By Wangui Kanina
NAIROBI, Aug 17 (Reuters) - African peacekeepers will be deployed to Somalia within a few weeks or months, Kenya said on Thursday, under a plan opposed by powerful Islamists who threaten the country's shaky interim government.
And in Mogadishu, the Islamists showed another sign they will brook no dissent, forcibly shutting down a meeting of a moderate Islamist group for failing to get permission to gather.
Moses Wetangula, Kenya's deputy foreign affairs minister, told reporters the first east African troops would be deployed "in a couple of weeks or months."

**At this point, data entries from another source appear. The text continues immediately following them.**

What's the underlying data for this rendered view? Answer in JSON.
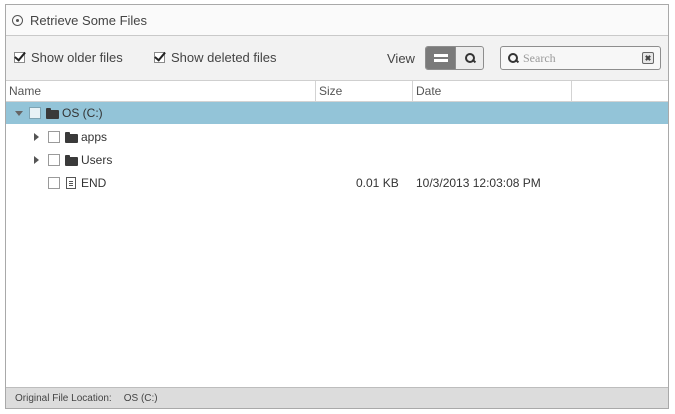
{
  "window": {
    "title": "Retrieve Some Files"
  },
  "toolbar": {
    "show_older_label": "Show older files",
    "show_older_checked": true,
    "show_deleted_label": "Show deleted files",
    "show_deleted_checked": true,
    "view_label": "View",
    "search_placeholder": "Search"
  },
  "columns": {
    "name": "Name",
    "size": "Size",
    "date": "Date"
  },
  "tree": [
    {
      "name": "OS (C:)",
      "type": "folder",
      "state": "expanded",
      "selected": true,
      "size": "",
      "date": ""
    },
    {
      "name": "apps",
      "type": "folder",
      "state": "collapsed",
      "selected": false,
      "size": "",
      "date": ""
    },
    {
      "name": "Users",
      "type": "folder",
      "state": "collapsed",
      "selected": false,
      "size": "",
      "date": ""
    },
    {
      "name": "END",
      "type": "file",
      "state": "none",
      "selected": false,
      "size": "0.01 KB",
      "date": "10/3/2013 12:03:08 PM"
    }
  ],
  "status": {
    "label": "Original File Location:",
    "value": "OS (C:)"
  },
  "colors": {
    "selection": "#93c4d8",
    "toolbar_bg": "#f2f2f2",
    "status_bg": "#dcdcdc"
  },
  "icons": {
    "title": "radio-circle-icon",
    "view_list": "list-view-icon",
    "view_search": "magnifier-icon",
    "search": "magnifier-icon",
    "clear": "close-box-icon",
    "folder": "folder-icon",
    "file": "document-icon",
    "expanded": "triangle-down-icon",
    "collapsed": "triangle-right-icon"
  }
}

"Dialogue between the transitional federal government and the Islamic Courts Union is of paramount importance in order to improve conditions for possible deployment," Wetangula said on the sidelines of a meeting in Nairobi of military chiefs from Kenya, Uganda, Ethiopia, Somalia, Eritrea, Djibouti and Sudan.
The Islamists, which formed as a union of sharia law courts, are vehemently opposed to foreign peacekeepers -- particularly those from bordering nations like Ethiopia, Kenya and Djibouti.
Any deployment requires U.N. Security Council approval.
Somalia's shaky government requested foreign troops soon after it was formed in late 2004, as a 14th shot at building national rule since Somalia fell into anarchy with the 1991 ouster of dictator Mohamed Siad Barre.
Despite approval last year from the African Union and regional peace body IGAD, no peacekeeping troops have gone into the Horn of African nation of 10 million.
GRIP TIGHTENING
With no real army of its own, the government has relied on the threat of Ethiopian military backing should the better-armed Islamists attack.
Witnesses say Ethiopian troops are already in Somalia, which Addis Ababa denies. A U.N. report says Eritrea has armed the Islamists to frustrate rival Ethiopia's plans.
The Islamists emerged in June as a new political and military force after defeating U.S.-backed warlords and seizing control of Mogadishu and a strategic swathe of southern Somalia.
Arab League-brokered talks between the Islamists and government in the Sudanese capital Khartoum were put on hold on Tuesday when the Islamists asked for a delay.
Many diplomats privately expect little to come out of the effort, as the Islamists have spent their time consolidating their power.
The Islamists on Thursday forcibly broke up a meeting of al-Islah, a non-violent political Islamist group that was once a rival to the militant al-Itihaad group from which hardline Islamist leader Sheikh Hassan Dahir Aweys came.
"We are very sorry how the Islamic Courts have behaved because our meeting does not harm security," spokesman Ibrahim Dusuqi told Reuters.
About 40 gunmen surrounded the hotel where al-Islah members were celebrating the group's 28th anniversary and ordered them out, saying they had not received written permission to meet.